The “at a loss” scenario comes from (1) training costs and (2) companies selling tokens below market to get market share. Neither of those imply that people won’t run models in future. Training new frontier-class models could potentially become an issue, but even that seems unlikely given what these models are capable of.
It's unclear if people would pay the price to use them if they were not below market.
I have access to quite a few models, and I use them here and there. They are sort of useful, sometimes. But I don't pay directly for any of them. Honestly, I wouldn't.
Ok, running them locally, that's definitely a thing.
But then, without this huge financial and tech bubble that's driven by these huge companies:
1/ will those models evolve, or new models appear, for a fraction of the cost of building them today?
2/ will GPU (or their replacement) also cost a fraction of what they cost today, so that they are still integrated in end-user processors, so that those model can run efficiently?

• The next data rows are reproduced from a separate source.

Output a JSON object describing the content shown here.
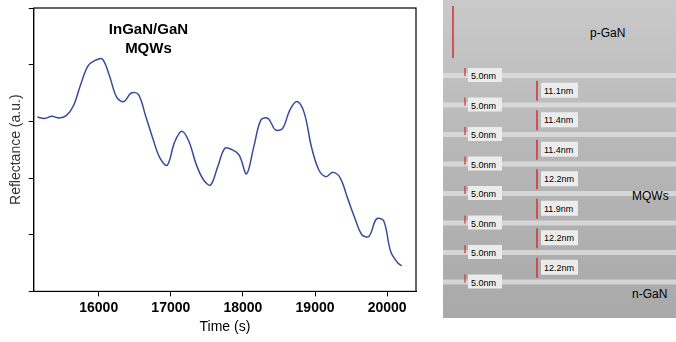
{
  "chart_data": {
    "type": "line",
    "annotations": [
      "InGaN/GaN",
      "MQWs"
    ],
    "x_label": "Time (s)",
    "y_label": "Reflectance (a.u.)",
    "x": [
      15150,
      15250,
      15350,
      15450,
      15550,
      15650,
      15750,
      15850,
      15950,
      16050,
      16150,
      16250,
      16350,
      16450,
      16550,
      16650,
      16750,
      16850,
      16950,
      17050,
      17150,
      17250,
      17350,
      17450,
      17550,
      17650,
      17750,
      17850,
      17950,
      18050,
      18150,
      18250,
      18350,
      18450,
      18550,
      18650,
      18750,
      18850,
      18950,
      19050,
      19150,
      19250,
      19350,
      19450,
      19550,
      19650,
      19750,
      19850,
      19950,
      20050,
      20150,
      20200
    ],
    "values": [
      6.15,
      6.1,
      6.18,
      6.12,
      6.2,
      6.55,
      7.3,
      7.95,
      8.15,
      8.2,
      7.6,
      6.85,
      6.7,
      7.0,
      6.95,
      6.2,
      5.4,
      4.7,
      4.45,
      5.25,
      5.65,
      5.3,
      4.5,
      3.95,
      3.75,
      4.4,
      5.05,
      5.0,
      4.8,
      4.15,
      5.1,
      6.05,
      6.1,
      5.7,
      5.75,
      6.4,
      6.7,
      6.3,
      5.1,
      4.3,
      4.05,
      4.2,
      4.0,
      3.3,
      2.6,
      2.0,
      1.95,
      2.55,
      2.5,
      1.4,
      1.0,
      0.9
    ],
    "color": "#3a4a9c",
    "xlim": [
      15100,
      20400
    ],
    "xticks": [
      16000,
      17000,
      18000,
      19000,
      20000
    ],
    "ylim": [
      0,
      10
    ],
    "yticks": [
      0,
      2,
      4,
      6,
      8,
      10
    ],
    "tick_labels": "x",
    "grid": false
  },
  "micrograph": {
    "regions": {
      "top": "p-GaN",
      "middle": "MQWs",
      "bottom": "n-GaN"
    },
    "well_labels": [
      "5.0nm",
      "5.0nm",
      "5.0nm",
      "5.0nm",
      "5.0nm",
      "5.0nm",
      "5.0nm",
      "5.0nm"
    ],
    "barrier_labels": [
      "11.1nm",
      "11.4nm",
      "11.4nm",
      "12.2nm",
      "11.9nm",
      "12.2nm",
      "12.2nm"
    ]
  }
}
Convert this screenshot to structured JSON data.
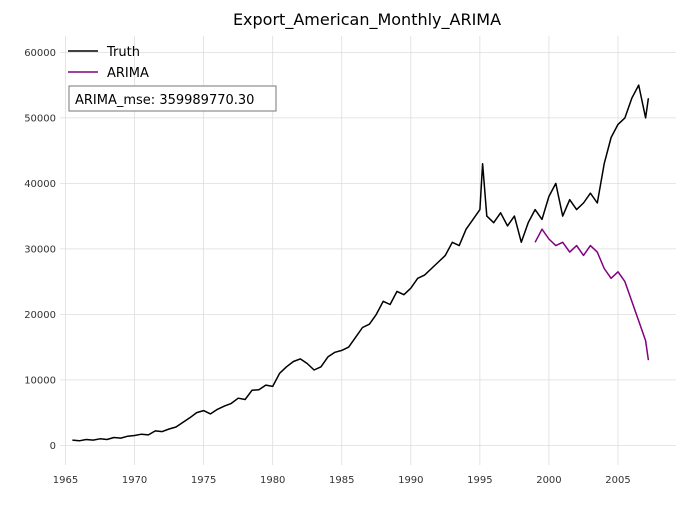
{
  "chart_data": {
    "type": "line",
    "title": "Export_American_Monthly_ARIMA",
    "xlabel": "",
    "ylabel": "",
    "xlim": [
      1964.6,
      2009.2
    ],
    "ylim": [
      -3000,
      62500
    ],
    "xticks": [
      1965,
      1970,
      1975,
      1980,
      1985,
      1990,
      1995,
      2000,
      2005
    ],
    "yticks": [
      0,
      10000,
      20000,
      30000,
      40000,
      50000,
      60000
    ],
    "grid": true,
    "legend_position": "top-left",
    "annotation": "ARIMA_mse: 359989770.30",
    "series": [
      {
        "name": "Truth",
        "color": "#000000",
        "x": [
          1965.5,
          1966.0,
          1966.5,
          1967.0,
          1967.5,
          1968.0,
          1968.5,
          1969.0,
          1969.5,
          1970.0,
          1970.5,
          1971.0,
          1971.5,
          1972.0,
          1972.5,
          1973.0,
          1973.5,
          1974.0,
          1974.5,
          1975.0,
          1975.5,
          1976.0,
          1976.5,
          1977.0,
          1977.5,
          1978.0,
          1978.5,
          1979.0,
          1979.5,
          1980.0,
          1980.5,
          1981.0,
          1981.5,
          1982.0,
          1982.5,
          1983.0,
          1983.5,
          1984.0,
          1984.5,
          1985.0,
          1985.5,
          1986.0,
          1986.5,
          1987.0,
          1987.5,
          1988.0,
          1988.5,
          1989.0,
          1989.5,
          1990.0,
          1990.5,
          1991.0,
          1991.5,
          1992.0,
          1992.5,
          1993.0,
          1993.5,
          1994.0,
          1994.5,
          1995.0,
          1995.2,
          1995.5,
          1996.0,
          1996.5,
          1997.0,
          1997.5,
          1998.0,
          1998.5,
          1999.0,
          1999.5,
          2000.0,
          2000.5,
          2001.0,
          2001.5,
          2002.0,
          2002.5,
          2003.0,
          2003.5,
          2004.0,
          2004.5,
          2005.0,
          2005.5,
          2006.0,
          2006.5,
          2007.0,
          2007.2
        ],
        "values": [
          800,
          700,
          900,
          800,
          1000,
          900,
          1200,
          1100,
          1400,
          1500,
          1700,
          1600,
          2200,
          2100,
          2500,
          2800,
          3500,
          4200,
          5000,
          5300,
          4800,
          5500,
          6000,
          6400,
          7200,
          7000,
          8400,
          8500,
          9200,
          9000,
          11000,
          12000,
          12800,
          13200,
          12500,
          11500,
          12000,
          13500,
          14200,
          14500,
          15000,
          16500,
          18000,
          18500,
          20000,
          22000,
          21500,
          23500,
          23000,
          24000,
          25500,
          26000,
          27000,
          28000,
          29000,
          31000,
          30500,
          33000,
          34500,
          36000,
          43000,
          35000,
          34000,
          35500,
          33500,
          35000,
          31000,
          34000,
          36000,
          34500,
          38000,
          40000,
          35000,
          37500,
          36000,
          37000,
          38500,
          37000,
          43000,
          47000,
          49000,
          50000,
          53000,
          55000,
          50000,
          53000
        ]
      },
      {
        "name": "ARIMA",
        "color": "#800080",
        "x": [
          1999.0,
          1999.5,
          2000.0,
          2000.5,
          2001.0,
          2001.5,
          2002.0,
          2002.5,
          2003.0,
          2003.5,
          2004.0,
          2004.5,
          2005.0,
          2005.5,
          2006.0,
          2006.5,
          2007.0,
          2007.2
        ],
        "values": [
          31000,
          33000,
          31500,
          30500,
          31000,
          29500,
          30500,
          29000,
          30500,
          29500,
          27000,
          25500,
          26500,
          25000,
          22000,
          19000,
          16000,
          13000
        ]
      }
    ]
  }
}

Given the popularity and activity and pace of innovation seen on /r/LocalLLaMa, I do think models will keep improving. Likely not at the same pace as they are today, but those people love tinkering but it's mostly enthusiasts with a budget for a fancy setup in a garage, independent researchers and smaller businesses doing research there.
These people won't sit still and models will keep getting better as well as cheaper to run.
No-one on LocalLlama is training their own models. They’re working with foundation models like Llama from Meta and tweaking them in various ways: fine tuning, quantizing, RAG, etc. There’s a limit to how much improvement can be made like that. The basic capabilities of the foundation model still constrain what’s possible.